There are two types of empowerment – one is for Jesus and the other is for the Disciples. And there appeared before them Elijah and Moses, who were talking with Jesus. Of the three gospels that the transfiguration is recorded in, only Luke tells of the conversation. LUK 9:31 They spoke about his departure, which he was about to bring to fulfillment at Jerusalem. Jesus needs encouragement. He is God, he knows all things, except the “day and the hour” of His return. He knows all about His death. This is how the divine is encouraged. Elijah and Moses lifting Him up and encouraging Him. Elijah didn’t die, but went to Heaven in a chariot. Moses dies, but his body was taken by Michael.
The second empowerment comes to the believers. We don’t know the future. We don’t know what we face tomorrow. And it is precisely for that reason that we must be encouraged. Peter, James and John would all be at the center of what was to take place in Jerusalem.
Peter said to Jesus, “Rabbi, it is good for us to be here. All of us need to be strengthened at times in our lives. Here the disciples have heard Jesus talking about dying. It has been a difficult two years of ministry. “Teacher, it is good for us to be here, we need it.”
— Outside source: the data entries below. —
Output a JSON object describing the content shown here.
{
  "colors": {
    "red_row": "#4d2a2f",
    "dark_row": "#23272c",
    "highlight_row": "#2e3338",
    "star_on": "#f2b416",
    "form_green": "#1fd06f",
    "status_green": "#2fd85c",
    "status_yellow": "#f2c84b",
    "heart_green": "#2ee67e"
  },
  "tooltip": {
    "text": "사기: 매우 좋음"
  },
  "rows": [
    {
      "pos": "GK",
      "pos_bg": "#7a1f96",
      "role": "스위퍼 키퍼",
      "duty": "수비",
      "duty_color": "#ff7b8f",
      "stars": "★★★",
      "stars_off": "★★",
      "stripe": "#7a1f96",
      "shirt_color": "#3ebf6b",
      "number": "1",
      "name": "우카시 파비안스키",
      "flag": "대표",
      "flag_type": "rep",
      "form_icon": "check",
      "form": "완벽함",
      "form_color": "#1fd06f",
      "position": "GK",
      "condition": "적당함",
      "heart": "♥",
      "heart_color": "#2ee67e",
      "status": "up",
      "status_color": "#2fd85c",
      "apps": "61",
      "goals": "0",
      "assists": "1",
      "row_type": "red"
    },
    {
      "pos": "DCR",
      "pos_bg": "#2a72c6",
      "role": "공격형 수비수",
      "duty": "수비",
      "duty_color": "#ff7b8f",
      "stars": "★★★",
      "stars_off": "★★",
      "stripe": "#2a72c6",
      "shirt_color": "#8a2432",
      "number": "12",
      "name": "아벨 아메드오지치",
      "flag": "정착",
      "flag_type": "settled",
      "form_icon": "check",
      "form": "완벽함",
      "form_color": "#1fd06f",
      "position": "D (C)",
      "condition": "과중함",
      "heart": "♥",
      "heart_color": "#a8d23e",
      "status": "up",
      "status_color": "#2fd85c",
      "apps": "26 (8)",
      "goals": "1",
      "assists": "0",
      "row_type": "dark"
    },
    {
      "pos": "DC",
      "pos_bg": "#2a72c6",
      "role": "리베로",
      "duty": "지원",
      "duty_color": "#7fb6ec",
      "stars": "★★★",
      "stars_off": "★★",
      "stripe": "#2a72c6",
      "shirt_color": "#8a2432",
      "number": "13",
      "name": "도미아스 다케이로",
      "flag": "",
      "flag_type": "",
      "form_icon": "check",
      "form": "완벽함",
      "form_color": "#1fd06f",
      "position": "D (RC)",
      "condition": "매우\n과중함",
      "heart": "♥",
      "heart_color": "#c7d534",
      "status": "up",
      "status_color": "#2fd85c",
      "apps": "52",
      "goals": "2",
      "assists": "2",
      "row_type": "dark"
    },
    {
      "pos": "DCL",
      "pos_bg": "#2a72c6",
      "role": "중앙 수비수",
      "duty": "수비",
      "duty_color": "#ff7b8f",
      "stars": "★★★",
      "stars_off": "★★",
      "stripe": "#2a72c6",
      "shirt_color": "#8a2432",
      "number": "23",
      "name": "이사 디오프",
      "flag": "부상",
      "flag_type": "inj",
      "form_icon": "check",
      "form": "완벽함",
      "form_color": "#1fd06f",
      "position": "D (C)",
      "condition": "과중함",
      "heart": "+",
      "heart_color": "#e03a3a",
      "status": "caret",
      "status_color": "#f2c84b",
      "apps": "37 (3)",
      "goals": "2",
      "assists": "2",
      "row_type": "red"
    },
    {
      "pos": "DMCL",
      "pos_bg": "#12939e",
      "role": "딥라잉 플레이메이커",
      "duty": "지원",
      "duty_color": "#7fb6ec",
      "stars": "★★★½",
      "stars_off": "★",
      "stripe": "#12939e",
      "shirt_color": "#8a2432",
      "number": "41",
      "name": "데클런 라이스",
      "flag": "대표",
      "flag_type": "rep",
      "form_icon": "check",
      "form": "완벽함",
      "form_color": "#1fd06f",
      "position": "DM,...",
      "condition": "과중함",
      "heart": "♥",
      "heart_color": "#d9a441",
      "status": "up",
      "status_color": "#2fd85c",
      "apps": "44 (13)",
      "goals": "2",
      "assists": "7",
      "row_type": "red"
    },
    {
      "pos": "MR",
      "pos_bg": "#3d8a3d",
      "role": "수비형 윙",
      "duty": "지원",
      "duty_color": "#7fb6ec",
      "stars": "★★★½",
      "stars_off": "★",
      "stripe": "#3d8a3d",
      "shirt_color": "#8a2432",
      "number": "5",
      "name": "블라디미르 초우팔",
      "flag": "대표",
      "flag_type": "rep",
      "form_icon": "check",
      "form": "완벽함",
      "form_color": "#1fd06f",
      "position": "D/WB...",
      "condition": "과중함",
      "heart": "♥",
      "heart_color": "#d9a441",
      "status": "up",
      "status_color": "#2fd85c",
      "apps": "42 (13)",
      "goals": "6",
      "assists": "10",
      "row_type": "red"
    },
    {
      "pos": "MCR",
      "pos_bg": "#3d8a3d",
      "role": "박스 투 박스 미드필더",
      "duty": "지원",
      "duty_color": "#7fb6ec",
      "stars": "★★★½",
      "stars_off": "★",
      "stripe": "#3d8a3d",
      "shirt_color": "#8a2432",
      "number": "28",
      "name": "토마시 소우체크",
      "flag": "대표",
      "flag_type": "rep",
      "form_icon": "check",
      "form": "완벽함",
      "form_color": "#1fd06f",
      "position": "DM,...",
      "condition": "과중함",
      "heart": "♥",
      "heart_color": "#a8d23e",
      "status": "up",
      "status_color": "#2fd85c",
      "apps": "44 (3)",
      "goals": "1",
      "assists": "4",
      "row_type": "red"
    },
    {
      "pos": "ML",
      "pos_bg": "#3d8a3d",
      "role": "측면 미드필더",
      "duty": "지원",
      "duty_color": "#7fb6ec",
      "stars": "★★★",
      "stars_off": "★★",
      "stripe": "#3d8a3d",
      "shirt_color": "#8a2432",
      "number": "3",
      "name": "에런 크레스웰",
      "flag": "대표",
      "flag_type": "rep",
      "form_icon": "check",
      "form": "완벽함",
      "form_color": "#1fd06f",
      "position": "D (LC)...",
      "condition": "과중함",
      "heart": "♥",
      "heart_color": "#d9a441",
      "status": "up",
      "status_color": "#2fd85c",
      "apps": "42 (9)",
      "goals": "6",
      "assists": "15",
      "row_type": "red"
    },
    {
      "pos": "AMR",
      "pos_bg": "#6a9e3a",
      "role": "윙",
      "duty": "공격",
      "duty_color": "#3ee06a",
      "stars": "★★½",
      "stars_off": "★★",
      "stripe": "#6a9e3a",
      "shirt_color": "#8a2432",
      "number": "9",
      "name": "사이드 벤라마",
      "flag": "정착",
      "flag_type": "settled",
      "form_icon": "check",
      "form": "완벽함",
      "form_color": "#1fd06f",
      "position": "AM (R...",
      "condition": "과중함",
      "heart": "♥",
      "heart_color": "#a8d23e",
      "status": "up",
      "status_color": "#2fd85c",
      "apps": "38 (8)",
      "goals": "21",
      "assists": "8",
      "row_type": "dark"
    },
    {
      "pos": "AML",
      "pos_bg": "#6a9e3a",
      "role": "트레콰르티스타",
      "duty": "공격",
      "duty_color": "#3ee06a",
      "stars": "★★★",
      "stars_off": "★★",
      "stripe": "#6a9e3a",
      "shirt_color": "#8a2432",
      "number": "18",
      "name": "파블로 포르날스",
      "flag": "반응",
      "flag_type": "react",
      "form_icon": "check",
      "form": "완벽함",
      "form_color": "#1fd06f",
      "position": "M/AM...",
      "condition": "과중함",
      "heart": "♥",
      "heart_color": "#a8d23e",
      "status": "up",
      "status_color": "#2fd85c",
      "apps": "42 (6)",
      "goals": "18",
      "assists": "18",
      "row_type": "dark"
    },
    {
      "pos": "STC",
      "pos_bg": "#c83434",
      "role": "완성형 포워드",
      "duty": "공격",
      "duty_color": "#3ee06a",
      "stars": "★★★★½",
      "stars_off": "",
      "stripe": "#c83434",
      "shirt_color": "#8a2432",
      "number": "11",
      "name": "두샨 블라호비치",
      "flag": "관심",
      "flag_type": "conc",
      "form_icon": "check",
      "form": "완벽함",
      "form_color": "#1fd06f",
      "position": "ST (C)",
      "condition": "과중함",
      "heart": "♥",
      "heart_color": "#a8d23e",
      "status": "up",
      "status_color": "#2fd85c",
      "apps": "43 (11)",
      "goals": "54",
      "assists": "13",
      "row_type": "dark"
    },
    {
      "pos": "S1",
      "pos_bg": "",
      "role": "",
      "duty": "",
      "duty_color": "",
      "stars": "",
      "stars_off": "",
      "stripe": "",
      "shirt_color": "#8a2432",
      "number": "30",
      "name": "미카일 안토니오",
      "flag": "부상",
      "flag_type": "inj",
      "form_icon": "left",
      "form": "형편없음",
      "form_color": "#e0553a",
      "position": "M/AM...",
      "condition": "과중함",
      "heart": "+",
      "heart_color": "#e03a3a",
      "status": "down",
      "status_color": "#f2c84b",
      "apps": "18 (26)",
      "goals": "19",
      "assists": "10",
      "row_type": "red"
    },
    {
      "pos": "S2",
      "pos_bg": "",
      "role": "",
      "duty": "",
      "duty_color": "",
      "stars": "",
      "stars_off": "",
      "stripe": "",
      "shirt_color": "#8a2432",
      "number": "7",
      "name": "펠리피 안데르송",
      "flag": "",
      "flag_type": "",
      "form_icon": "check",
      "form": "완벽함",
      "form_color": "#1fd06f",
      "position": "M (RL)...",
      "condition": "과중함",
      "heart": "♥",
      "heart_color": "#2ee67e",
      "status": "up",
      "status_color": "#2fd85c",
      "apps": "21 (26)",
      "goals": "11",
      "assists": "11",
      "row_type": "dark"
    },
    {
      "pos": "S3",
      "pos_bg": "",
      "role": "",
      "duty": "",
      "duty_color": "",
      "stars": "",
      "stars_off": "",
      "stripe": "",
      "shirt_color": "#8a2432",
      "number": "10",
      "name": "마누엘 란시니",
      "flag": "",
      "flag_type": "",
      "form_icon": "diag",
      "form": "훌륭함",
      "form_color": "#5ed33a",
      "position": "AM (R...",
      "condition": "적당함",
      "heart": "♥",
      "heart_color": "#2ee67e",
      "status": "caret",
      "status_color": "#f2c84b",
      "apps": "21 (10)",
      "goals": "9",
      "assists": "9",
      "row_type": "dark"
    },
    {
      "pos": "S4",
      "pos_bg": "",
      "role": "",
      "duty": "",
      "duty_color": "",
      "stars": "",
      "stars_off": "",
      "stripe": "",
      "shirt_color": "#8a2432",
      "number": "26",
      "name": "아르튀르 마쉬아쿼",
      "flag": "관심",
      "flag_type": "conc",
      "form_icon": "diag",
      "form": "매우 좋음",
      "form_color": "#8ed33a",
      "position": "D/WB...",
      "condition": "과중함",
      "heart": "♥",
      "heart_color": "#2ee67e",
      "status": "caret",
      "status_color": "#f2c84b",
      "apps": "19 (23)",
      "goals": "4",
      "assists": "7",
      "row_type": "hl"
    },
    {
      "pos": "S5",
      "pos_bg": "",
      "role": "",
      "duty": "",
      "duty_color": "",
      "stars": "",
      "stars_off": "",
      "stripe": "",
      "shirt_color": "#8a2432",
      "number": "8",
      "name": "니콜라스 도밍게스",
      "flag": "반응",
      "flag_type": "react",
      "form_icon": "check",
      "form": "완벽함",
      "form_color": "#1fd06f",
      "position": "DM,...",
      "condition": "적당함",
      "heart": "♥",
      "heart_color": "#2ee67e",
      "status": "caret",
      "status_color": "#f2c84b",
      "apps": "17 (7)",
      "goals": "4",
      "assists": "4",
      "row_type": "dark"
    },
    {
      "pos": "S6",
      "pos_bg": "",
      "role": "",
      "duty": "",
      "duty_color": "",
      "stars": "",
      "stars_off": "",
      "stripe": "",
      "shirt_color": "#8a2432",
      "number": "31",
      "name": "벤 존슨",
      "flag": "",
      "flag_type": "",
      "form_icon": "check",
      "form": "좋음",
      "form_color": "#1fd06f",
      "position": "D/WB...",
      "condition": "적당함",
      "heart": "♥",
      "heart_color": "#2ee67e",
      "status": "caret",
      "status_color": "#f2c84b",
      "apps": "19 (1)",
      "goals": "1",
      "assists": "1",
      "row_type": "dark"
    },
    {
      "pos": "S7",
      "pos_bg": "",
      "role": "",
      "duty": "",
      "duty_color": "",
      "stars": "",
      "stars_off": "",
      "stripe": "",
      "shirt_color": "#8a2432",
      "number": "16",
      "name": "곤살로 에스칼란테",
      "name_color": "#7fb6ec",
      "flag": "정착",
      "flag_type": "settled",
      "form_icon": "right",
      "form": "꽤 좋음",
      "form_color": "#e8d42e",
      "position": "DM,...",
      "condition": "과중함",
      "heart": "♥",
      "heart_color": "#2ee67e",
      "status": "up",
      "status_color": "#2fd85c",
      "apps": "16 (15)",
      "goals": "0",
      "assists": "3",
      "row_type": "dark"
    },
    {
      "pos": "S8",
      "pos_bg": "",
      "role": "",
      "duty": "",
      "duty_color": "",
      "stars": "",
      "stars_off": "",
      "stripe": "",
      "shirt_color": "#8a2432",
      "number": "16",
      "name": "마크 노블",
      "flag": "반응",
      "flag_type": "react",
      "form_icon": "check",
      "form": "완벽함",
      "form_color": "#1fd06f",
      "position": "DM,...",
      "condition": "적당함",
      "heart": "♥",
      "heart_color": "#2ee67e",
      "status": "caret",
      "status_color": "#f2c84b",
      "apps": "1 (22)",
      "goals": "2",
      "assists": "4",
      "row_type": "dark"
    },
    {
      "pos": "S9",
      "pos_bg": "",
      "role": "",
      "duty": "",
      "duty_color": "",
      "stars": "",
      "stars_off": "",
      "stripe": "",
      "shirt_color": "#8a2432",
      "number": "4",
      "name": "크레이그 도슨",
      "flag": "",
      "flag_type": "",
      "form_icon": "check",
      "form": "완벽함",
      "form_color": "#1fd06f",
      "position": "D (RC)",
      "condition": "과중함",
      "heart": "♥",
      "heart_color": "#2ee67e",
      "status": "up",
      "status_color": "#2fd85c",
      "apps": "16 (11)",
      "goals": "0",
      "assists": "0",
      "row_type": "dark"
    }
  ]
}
Let us put up three shelters – one for you, one for Moses and one for Elijah.” He did not know what to say, they were so frightened.) I would be frightened too. The two most important people in Israel’s history are here. The question that is raised is, “how do they know it is Moses and Elijah? The divine mystery of God – that sustains all believers!
Then a cloud appeared and enveloped them, and a voice came from the cloud: “This is my Son, whom I love. Listen to him!” The cloud is the presence of God – the same God who’s glory so filled the Temple that it was like a cloud. The cloud was the presence of God as the children of Israel wondered in the desert for 40 years. The same cloud that covered the top of Mt. Sinai. And then God speaks, “This is my Son, whom I love. Listen to him!” These are the same words that the believers hear at Jesus’ baptism. Here is God! God is present!
Suddenly, when they looked around, they no longer saw anyone with them except Jesus. Was it real? It lasted only a few minutes but it was heaven. They tasted heaven and it uplifted them.
Don’t ever stop expecting! Do not stop dreaming, or stop reaching, or stop stretching, continue to broaden your horizons.